Author: Pinnacle Reef Shark Fishing
Fishing For Shark Bait
There's many different ways to secure shark bait in Florida whether it be going to charter boats and collecting the scraps from their daily catch, heading out on a flat at night and gigging for stingrays, or using the carcasses left over from the fish you catch to eat. But my favorite is going around to random spots and throwing topwater for jack's and other fish.
That's exactly what were doing this day. All you need is a 4000 size reel I personally would be trying out my new 4000 Saltiga a 7-foot medium-heavy rod 30 lb Bullbuster braid. My favorite lures to throw are topwater so I would be throwing around a nomad chuck norris on which I swap the single hooks out to trebles. It was early and we arrived to our first spot, about a half a mile downstream from a spillway on a sandbar.
Watch Me Catch A Big Jack For Shark Bait!
Tide was outgoing and we hoped the fish would be staged up on the backside of the bar facing the current. You have to be super aware at this location due to an 8-foot pesky gator that's always lurking in the vicinity. Like I said it was a strong outgoing tide and the jacks were staged up right where I knew they would be, taking advantage of any mullet being swept off the sand flat into the trough. I began casting a Halco rooster popper and it didn't take long before I got blew up on. I was hooked into a nice jack, the scene was beautiful a pristine Florida morning with the rising sun.
The rod in my hand with a nice bow in it, throwing down on a jack. I caught this decent one and another small one when the alligator before mentioned decided to show up on the scene and chase us off the sandbar. We decided to call it and head to another location.
We rode up to one of my favorite spots at the mouth of Turkey Creek. While the girls were busy rigging up I noticed some commotion and saw a bunch of mullet being blown up on. Immediately I zinged my chug norris out there in the center of the commotion. Two pops later and I was tight on another 10 lb jack. He didn't stand a chance against the Saltiga the Terez and the 30 lb bullbuster.

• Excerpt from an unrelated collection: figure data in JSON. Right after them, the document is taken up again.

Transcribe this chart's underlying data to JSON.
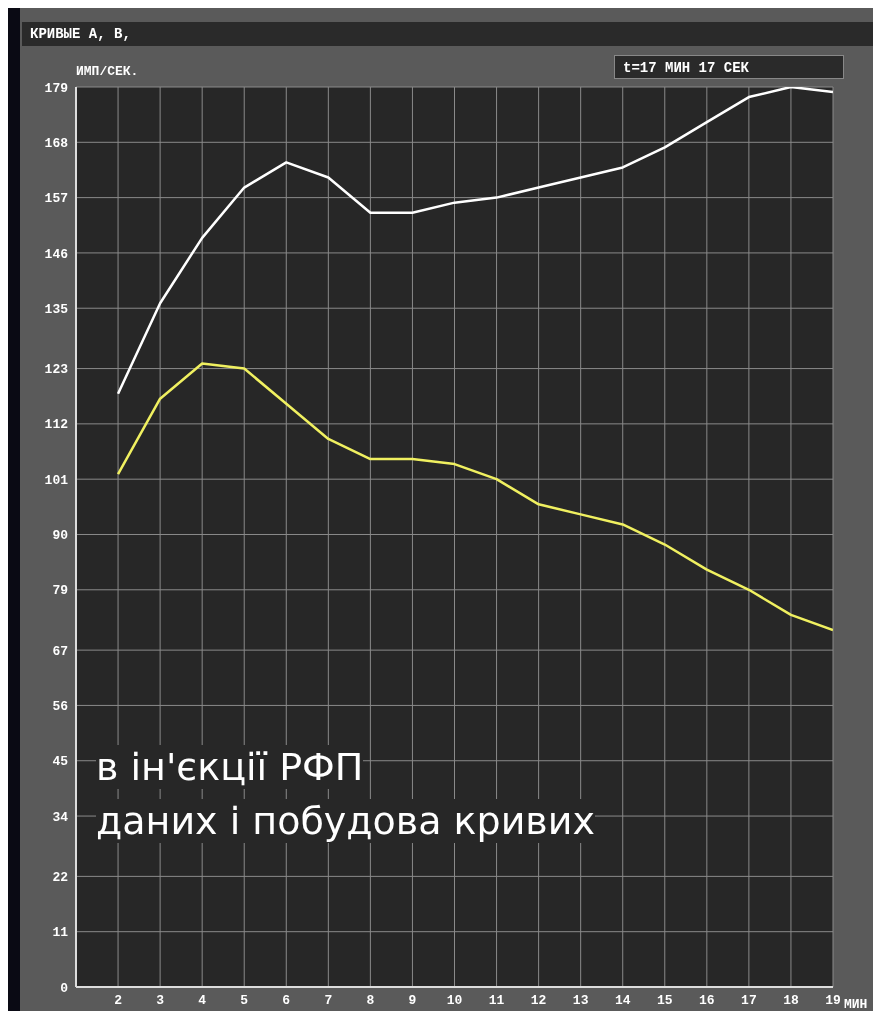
{
  "chart_data": {
    "type": "line",
    "title": "КРИВЫЕ A, B,",
    "xlabel": "МИН",
    "ylabel": "ИМП/СЕК.",
    "annotations": [
      "t=17 МИН 17 СЕК",
      "в ін'єкції РФП",
      "даних і побудова кривих"
    ],
    "x": [
      2,
      3,
      4,
      5,
      6,
      7,
      8,
      9,
      10,
      11,
      12,
      13,
      14,
      15,
      16,
      17,
      18,
      19
    ],
    "series": [
      {
        "color": "#ffffff",
        "values": [
          118,
          136,
          149,
          159,
          164,
          161,
          154,
          154,
          156,
          157,
          159,
          161,
          163,
          167,
          172,
          177,
          179,
          178
        ]
      },
      {
        "color": "#f0f060",
        "values": [
          102,
          117,
          124,
          123,
          116,
          109,
          105,
          105,
          104,
          101,
          96,
          94,
          92,
          88,
          83,
          79,
          74,
          71
        ]
      }
    ],
    "xlim": [
      1,
      19
    ],
    "xticks": [
      2,
      3,
      4,
      5,
      6,
      7,
      8,
      9,
      10,
      11,
      12,
      13,
      14,
      15,
      16,
      17,
      18,
      19
    ],
    "ylim": [
      0,
      179
    ],
    "yticks": [
      0,
      11,
      22,
      34,
      45,
      56,
      67,
      79,
      90,
      101,
      112,
      123,
      135,
      146,
      157,
      168,
      179
    ],
    "grid": true,
    "legend": false
  }
}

After landing this fish all was quiet except for a few sail cats, so we headed over to our last location.
Catching the outgoing tide in a creek bend I knew the jacks would be using this bend to exit the creek to the mouth and out into the river. It was exciting because there was plenty of mullet everywhere and usually when there's a ton of mullet in this spot the tarpon aren't far. We started popping the channel in the creek bend and my popper got exploded on. I knew I was scrapping with another jack from the tell-tale fight signs. He was trying to run me around the creek bend and break me off. I had to outmaneuver him by going out in the water and getting a better angle, all the while watching out for boat traffic. I manage to turn him around and get him in it was a solid 15lb jack, that would make perfect shark bait. We walked for a little while longer, continuously casting but only managed one other smaller jack. Overall it was a successful mission and we managed three decent chunks which are my favorite shark bait. Many of my personal best sharks have been caught on a piece of jack including an over 12 foot tiger shark, 11 and 1/2 foot hammers, and countless other sharks. I was very impressed with the 30 lb bullbuster braid and am a huge fan of it now. The 30 lb bullbuster braid was actually outcasting 20 lb Power Pro. Another epic adventure in the books.